What does the encoding format of the source file do to the declaration of a string? This problem has been bothering me for a long time, and now finally a little bit, the encoding format of the file determines the encoding format of the string that is declared in the source file, for example:

str = ' haha '

Print repr (str)

A. If the file format is Utf-8, the value of STR is: ' \xe5\x93\x88\xe5\x93\x88 ' (haha utf-8 encoding)

B. If the file format is GBK, the value of STR is: ' \xb9\xfe\xb9\xfe ' (haha GBK encoding)

As already mentioned in the first section, the string in Python is just a byte array, so when a case of STR output to the GBK encoded console, it will be displayed as garbled: Å 堝 搱, and when the B case of the STR output UTF-8 encoded console, will also show garbled problem, is nothing, Perhaps ' \xb9\xfe\xb9\xfe ' with utf-8 decoding display, is blank bar. >_<

To finish the file format, now talk about the role of the code declaration, each file in the top place, will use the # CODING=GBK similar statements to declare the code, but what is the use of this statement? Until the end, I think it's a function of three:

1. Non-ASCII encoding will appear in the source file, usually in Chinese;

2. In the advanced IDE, the IDE will save your file format as you specify the encoding format.

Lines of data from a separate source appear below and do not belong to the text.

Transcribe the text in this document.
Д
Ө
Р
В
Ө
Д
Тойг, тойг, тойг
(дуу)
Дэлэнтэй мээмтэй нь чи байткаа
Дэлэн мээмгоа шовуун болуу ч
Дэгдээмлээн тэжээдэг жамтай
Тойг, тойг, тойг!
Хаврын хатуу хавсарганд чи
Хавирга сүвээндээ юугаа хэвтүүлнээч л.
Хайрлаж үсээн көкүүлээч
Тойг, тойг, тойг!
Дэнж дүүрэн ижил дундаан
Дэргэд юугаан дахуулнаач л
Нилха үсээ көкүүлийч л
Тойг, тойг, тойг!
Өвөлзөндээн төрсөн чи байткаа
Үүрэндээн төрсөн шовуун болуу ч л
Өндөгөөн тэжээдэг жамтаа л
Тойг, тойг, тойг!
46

3. It is also a confusing place to determine the encoding format used to decode ' ha ' into Unicode, similar to the U ' ha ' in the source code, as shown in the example:

#coding: GBK

ss = U ' haha '

Print REPR (ss)

print ' ss:%s '% SS

Save this code as a utf-8 text, run, what do you think it will output? Everyone first feel sure the output is definitely:

U ' \u54c8\u54c8 '

SS: Haha

But the actual output is:

U ' \u935d\u581d\u6431 '

SS: Å 堝 搱

Why this, this time, is the code statement in the mischief, in the Run SS = U ' haha ', the whole process can be divided into the following steps:

1) Get ' haha ' encoding: determined by the file encoding format, for ' \xe5\x93\x88\xe5\x93\x88 ' (haha utf-8 encoded form)

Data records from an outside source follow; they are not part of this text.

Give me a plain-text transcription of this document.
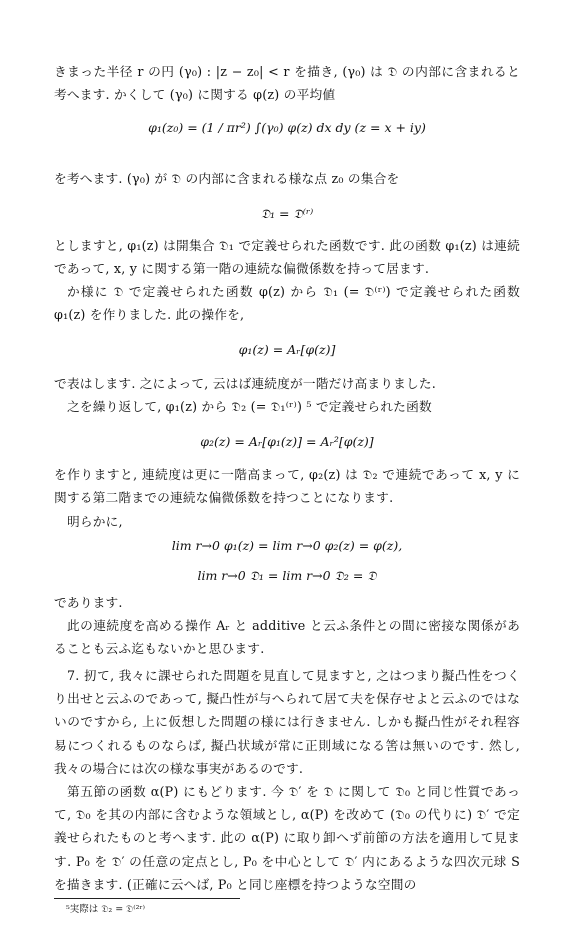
きまった半径 r の円 (γ₀) : |z − z₀| < r を描き, (γ₀) は 𝔇 の内部に含まれると考へます. かくして (γ₀) に関する φ(z) の平均値

φ₁(z₀) = (1 / πr²) ∫(γ₀) φ(z) dx dy (z = x + iy)

を考へます. (γ₀) が 𝔇 の内部に含まれる様な点 z₀ の集合を

𝔇₁ = 𝔇⁽ʳ⁾

としますと, φ₁(z) は開集合 𝔇₁ で定義せられた函数です. 此の函数 φ₁(z) は連続であって, x, y に関する第一階の連続な偏微係数を持って居ます.

か様に 𝔇 で定義せられた函数 φ(z) から 𝔇₁ (= 𝔇⁽ʳ⁾) で定義せられた函数 φ₁(z) を作りました. 此の操作を,

φ₁(z) = Aᵣ[φ(z)]

で表はします. 之によって, 云はば連続度が一階だけ高まりました.

之を繰り返して, φ₁(z) から 𝔇₂ (= 𝔇₁⁽ʳ⁾) ⁵ で定義せられた函数

φ₂(z) = Aᵣ[φ₁(z)] = Aᵣ²[φ(z)]

を作りますと, 連続度は更に一階高まって, φ₂(z) は 𝔇₂ で連続であって x, y に関する第二階までの連続な偏微係数を持つことになります.

明らかに,

lim r→0 φ₁(z) = lim r→0 φ₂(z) = φ(z),

lim r→0 𝔇₁ = lim r→0 𝔇₂ = 𝔇

であります.

此の連続度を高める操作 Aᵣ と additive と云ふ条件との間に密接な関係があることも云ふ迄もないかと思ひます.

7. 扨て, 我々に課せられた問題を見直して見ますと, 之はつまり擬凸性をつくり出せと云ふのであって, 擬凸性が与へられて居て夫を保存せよと云ふのではないのですから, 上に仮想した問題の様には行きません. しかも擬凸性がそれ程容易につくれるものならば, 擬凸状域が常に正則域になる筈は無いのです. 然し, 我々の場合には次の様な事実があるのです.

第五節の函数 α(P) にもどります. 今 𝔇′ を 𝔇 に関して 𝔇₀ と同じ性質であって, 𝔇₀ を其の内部に含むような領域とし, α(P) を改めて (𝔇₀ の代りに) 𝔇′ で定義せられたものと考へます. 此の α(P) に取り卸へず前節の方法を適用して見ます. P₀ を 𝔇′ の任意の定点とし, P₀ を中心として 𝔇′ 内にあるような四次元球 S を描きます. (正確に云へば, P₀ と同じ座標を持つような空間の

⁵実際は 𝔇₂ = 𝔇⁽²ʳ⁾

2) When converting to Unicode encoding, in this conversion process, for the ' \xe5\x93\x88\xe5\x93\x88 ' decoding, not with utf-8 decoding, but with the code specified at the declaration GBK, will ' \xe5\x93\x88\xe5\x93\ X88 ' by GBK decoding, get is ' å 堝 搱 ', the three-word Unicode encoding is U ' \u935d\u581d\u6431 ', to stop can explain why print repr (ss) output is U ' \u935d\u581d\u6431 '.

OK, here's a bit of a detour, let's analyze the next example:

#-*-Coding:utf-8-*-

ss = U ' haha '

Print REPR (ss)

print ' ss:%s '% SS

This example is saved as GBK encoding, running the result, unexpectedly:

Unicodedecodeerror: ' UTF8 ' codec can ' t decode byte 0xb9 in position 0:unexpected code byte

Why is there a UTF8 decoding error here? Think of the last example also understand that the first step of conversion, because the file encoding is GBK, the result is ' haha ' encoding is GBK encoding ' \xb9\xfe\xb9\xfe ', when the second step, converted to Unicode, will use UTF8 to ' \xb9\xfe\xb9\xfe ' decoding, and the utf-8 of the Code table will find that the UTF8 encoding table (about UTF-8 interpretation can be seen in character encoding notes: ASCII, UTF-8, UNICODE) does not exist at all, so the above error is reported.

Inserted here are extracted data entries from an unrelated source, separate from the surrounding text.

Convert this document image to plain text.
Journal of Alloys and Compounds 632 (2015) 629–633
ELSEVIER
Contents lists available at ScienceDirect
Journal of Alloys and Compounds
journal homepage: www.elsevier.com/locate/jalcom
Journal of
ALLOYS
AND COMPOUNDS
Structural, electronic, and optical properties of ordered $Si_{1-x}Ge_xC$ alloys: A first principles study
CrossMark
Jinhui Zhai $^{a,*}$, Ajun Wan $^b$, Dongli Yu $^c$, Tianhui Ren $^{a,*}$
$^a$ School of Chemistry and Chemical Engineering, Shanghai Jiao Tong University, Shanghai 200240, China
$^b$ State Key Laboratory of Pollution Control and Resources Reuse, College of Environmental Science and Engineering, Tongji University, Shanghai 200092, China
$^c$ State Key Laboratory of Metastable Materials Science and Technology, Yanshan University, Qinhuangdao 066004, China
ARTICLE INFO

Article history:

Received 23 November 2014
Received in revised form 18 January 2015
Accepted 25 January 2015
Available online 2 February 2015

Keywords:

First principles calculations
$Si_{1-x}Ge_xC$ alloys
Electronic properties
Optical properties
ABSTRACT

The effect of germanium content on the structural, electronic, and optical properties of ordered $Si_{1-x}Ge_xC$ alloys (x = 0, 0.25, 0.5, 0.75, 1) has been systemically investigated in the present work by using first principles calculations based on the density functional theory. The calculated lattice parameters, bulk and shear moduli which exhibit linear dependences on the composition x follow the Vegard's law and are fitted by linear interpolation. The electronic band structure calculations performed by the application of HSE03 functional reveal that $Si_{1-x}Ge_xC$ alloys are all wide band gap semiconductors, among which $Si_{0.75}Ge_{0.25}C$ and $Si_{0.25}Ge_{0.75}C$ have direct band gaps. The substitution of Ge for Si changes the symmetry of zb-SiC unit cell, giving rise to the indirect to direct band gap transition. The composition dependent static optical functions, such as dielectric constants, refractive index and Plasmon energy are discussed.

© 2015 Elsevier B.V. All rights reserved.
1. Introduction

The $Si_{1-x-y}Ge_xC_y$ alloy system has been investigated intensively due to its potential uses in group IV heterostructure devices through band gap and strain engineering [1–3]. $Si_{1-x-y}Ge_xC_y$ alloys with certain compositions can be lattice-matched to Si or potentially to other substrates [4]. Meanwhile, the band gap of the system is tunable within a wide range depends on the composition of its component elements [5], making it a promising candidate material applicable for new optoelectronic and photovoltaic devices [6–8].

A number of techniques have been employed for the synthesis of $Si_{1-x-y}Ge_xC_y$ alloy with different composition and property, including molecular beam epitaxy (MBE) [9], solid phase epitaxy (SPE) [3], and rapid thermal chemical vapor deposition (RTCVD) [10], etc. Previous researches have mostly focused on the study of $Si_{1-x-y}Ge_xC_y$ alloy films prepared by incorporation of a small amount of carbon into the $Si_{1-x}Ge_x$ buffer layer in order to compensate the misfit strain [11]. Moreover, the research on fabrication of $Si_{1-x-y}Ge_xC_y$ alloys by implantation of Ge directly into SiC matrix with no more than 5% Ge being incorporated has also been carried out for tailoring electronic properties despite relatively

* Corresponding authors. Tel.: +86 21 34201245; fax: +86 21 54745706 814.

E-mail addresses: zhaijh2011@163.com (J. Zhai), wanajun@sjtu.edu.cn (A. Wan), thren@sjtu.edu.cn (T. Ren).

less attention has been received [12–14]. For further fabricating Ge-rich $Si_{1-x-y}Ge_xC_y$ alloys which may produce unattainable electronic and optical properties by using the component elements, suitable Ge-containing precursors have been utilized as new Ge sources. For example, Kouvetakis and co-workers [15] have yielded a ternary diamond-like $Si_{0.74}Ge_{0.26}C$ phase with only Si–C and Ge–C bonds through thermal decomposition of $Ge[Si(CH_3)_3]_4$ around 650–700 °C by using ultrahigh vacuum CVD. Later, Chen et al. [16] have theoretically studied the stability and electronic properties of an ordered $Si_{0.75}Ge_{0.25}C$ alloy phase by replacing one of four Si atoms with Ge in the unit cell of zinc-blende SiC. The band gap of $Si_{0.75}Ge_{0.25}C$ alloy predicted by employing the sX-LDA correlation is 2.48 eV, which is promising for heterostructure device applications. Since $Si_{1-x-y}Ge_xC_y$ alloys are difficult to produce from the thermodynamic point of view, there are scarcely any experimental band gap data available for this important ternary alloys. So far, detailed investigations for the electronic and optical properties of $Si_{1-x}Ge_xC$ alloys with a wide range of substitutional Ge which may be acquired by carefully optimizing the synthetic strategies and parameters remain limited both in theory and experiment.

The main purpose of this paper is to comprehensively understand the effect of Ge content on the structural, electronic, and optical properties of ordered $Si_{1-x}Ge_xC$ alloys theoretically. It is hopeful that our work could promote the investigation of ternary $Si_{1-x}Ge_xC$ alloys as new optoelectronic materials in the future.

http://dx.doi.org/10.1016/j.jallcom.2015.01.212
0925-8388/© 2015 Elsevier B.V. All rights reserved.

Python Chinese question (go)

Related Article

Contact Us

The content source of this page is from Internet, which doesn't represent Alibaba Cloud's opinion; products and services mentioned on that page don't have any relationship with Alibaba Cloud. If the content of the page makes you feel confusing, please write us an email, we will handle the problem within 5 days after receiving your email.

If you find any instances of plagiarism from the community, please send an email to: info-contact@alibabacloud.com and provide relevant evidence. A staff member will contact you within 5 working days.

A Free Trial That Lets You Build Big!

Start building with 50+ products and up to 12 months usage for Elastic Compute Service

  • Sales Support

    1 on 1 presale consultation

  • After-Sales Support

    24/7 Technical Support 6 Free Tickets per Quarter Faster Response

  • Alibaba Cloud offers highly flexible support services tailored to meet your exact needs.